At the same time, I’ve mostly just opened multiple windows without actually delegating multiple tasks — spending more time in discussion and exchange. I’ve never tried multi-task concurrency tools like Conductor. I simply can’t bear the cognitive load of too many agent deliveries. That approach tends to massively accelerate the “how,” but focusing on “what” and “why” becomes increasingly difficult — and increasingly important. Of course, if tasks are fully concrete and results clearly verifiable, multi-task efficiency and rapid validation are perfectly justified.

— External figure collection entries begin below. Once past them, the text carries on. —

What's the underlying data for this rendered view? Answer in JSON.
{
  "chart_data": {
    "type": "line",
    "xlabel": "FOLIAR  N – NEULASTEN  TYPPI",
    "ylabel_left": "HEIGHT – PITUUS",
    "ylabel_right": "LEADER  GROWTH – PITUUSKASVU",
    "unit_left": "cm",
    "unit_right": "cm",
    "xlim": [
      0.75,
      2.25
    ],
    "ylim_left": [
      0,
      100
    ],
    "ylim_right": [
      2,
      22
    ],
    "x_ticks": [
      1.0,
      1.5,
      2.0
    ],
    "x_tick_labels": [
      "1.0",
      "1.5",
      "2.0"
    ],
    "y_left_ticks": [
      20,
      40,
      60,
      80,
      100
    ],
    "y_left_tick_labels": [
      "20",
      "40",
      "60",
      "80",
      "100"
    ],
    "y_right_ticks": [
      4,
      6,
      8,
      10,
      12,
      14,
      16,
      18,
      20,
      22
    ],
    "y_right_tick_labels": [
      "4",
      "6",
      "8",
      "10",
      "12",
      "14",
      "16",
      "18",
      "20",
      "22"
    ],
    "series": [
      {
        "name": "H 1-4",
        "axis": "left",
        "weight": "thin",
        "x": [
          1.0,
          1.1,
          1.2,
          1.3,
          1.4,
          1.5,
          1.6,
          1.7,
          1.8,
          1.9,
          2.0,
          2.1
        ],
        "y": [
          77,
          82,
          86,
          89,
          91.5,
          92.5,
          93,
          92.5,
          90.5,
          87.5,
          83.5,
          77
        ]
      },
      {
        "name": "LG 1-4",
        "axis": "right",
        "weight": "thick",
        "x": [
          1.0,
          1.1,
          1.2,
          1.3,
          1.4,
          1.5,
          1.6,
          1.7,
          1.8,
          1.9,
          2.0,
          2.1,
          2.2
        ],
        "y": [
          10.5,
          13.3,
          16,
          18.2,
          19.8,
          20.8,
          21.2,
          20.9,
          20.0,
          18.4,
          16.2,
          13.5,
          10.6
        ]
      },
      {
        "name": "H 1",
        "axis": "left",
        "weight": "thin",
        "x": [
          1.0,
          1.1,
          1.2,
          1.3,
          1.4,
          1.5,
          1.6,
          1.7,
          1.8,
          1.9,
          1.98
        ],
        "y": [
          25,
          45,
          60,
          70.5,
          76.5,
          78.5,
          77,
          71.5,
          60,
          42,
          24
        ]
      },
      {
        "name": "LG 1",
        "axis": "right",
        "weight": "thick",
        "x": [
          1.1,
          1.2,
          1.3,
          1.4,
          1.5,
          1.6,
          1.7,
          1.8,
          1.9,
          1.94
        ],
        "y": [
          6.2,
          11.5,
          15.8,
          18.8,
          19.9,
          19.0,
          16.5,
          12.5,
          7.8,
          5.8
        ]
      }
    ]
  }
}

Trust model capabilities. Protect your own cognitive load.

Keep it simple. Not just in what you ask of agents — like requiring modular, composable code for future extensibility — but in the agent architecture itself. pi exemplifies this. And in collaborating with agents too: simplicity and meeting the need come first.

最近对于给 agent 全局心智模型，或者说是全面上下文这种方式存疑，或者讲是渐进式披露、动态构建上下文正在成为共识。

Claude Code 的整体设计与后续 skills 等的推出也在引领共识，比如 grep 非 RAG、渐进式披露等，都在强调 agentic 能力，让 model 自己选，包括近来的 OpenClaw 中的一些 context 设计。

比较反直觉的是，一大段上下文让 model 自行选择，按理说应该有很多种可能，然而问题就在给 model 的脚手架如 tools 本身就限制了动作空间。pi-mono 框架受到青睐，其只给 agent 4 种工具，三个文件上的 read、write、edit 与 bash，然后是 skills 的单独能力扩展。

到底是组建好 context 让 model 选择路径，还是让 model 自己构建 context 进一步拓展路径。

这样讲下来自然后者更优，但在设计时很难去权衡。前者实践上的确让 model 行动空间单一，重复性的形式。

model 的 agent 能力越来越泛化，过去 coding agent 已先验的方式也驱动着接下来的 assistant。

之前曾用一套语言/工作流来模块化任何代码库成文档，以此写入 agents.md/claude.md 来声明 agent coding 前调用查看，而不只是多轮 grep 或在有限的工具调用次数下花大量资源先了解任务。

从 GPT-5.2 后，Codex 能连续运行极长时间、Opus 4.5、4.6 更加强大，重构中等规模的开源项目半小时、一小时连续运行不在话下，最终交付也很好。在整个任务完成中，调研反而占比很小，单独去塞项目文档又太浪费 context。

同时，我最多只是多开窗口但未曾多委托任务，而更多在探讨与交流。一直未曾尝试如 Conductor 等多任务并发，实在负担不了太多 agent 的交付，往往那样只是把”如何做”极大加速，关注”是什么”与”为什么”越来越难，也越重要。当然，如果任务全部具象化且结果验证明确，那多任务提效与快速验证也无可厚非。

相信模型能力、保护好自我心智负担。

保持简洁。不止是要求 agent 上，如要求其写代码模块化可组合等方便未来拓展；也是 agent 本身架构上，pi 即为如此；与 agent 协作亦是，简洁与满足需求是首要的。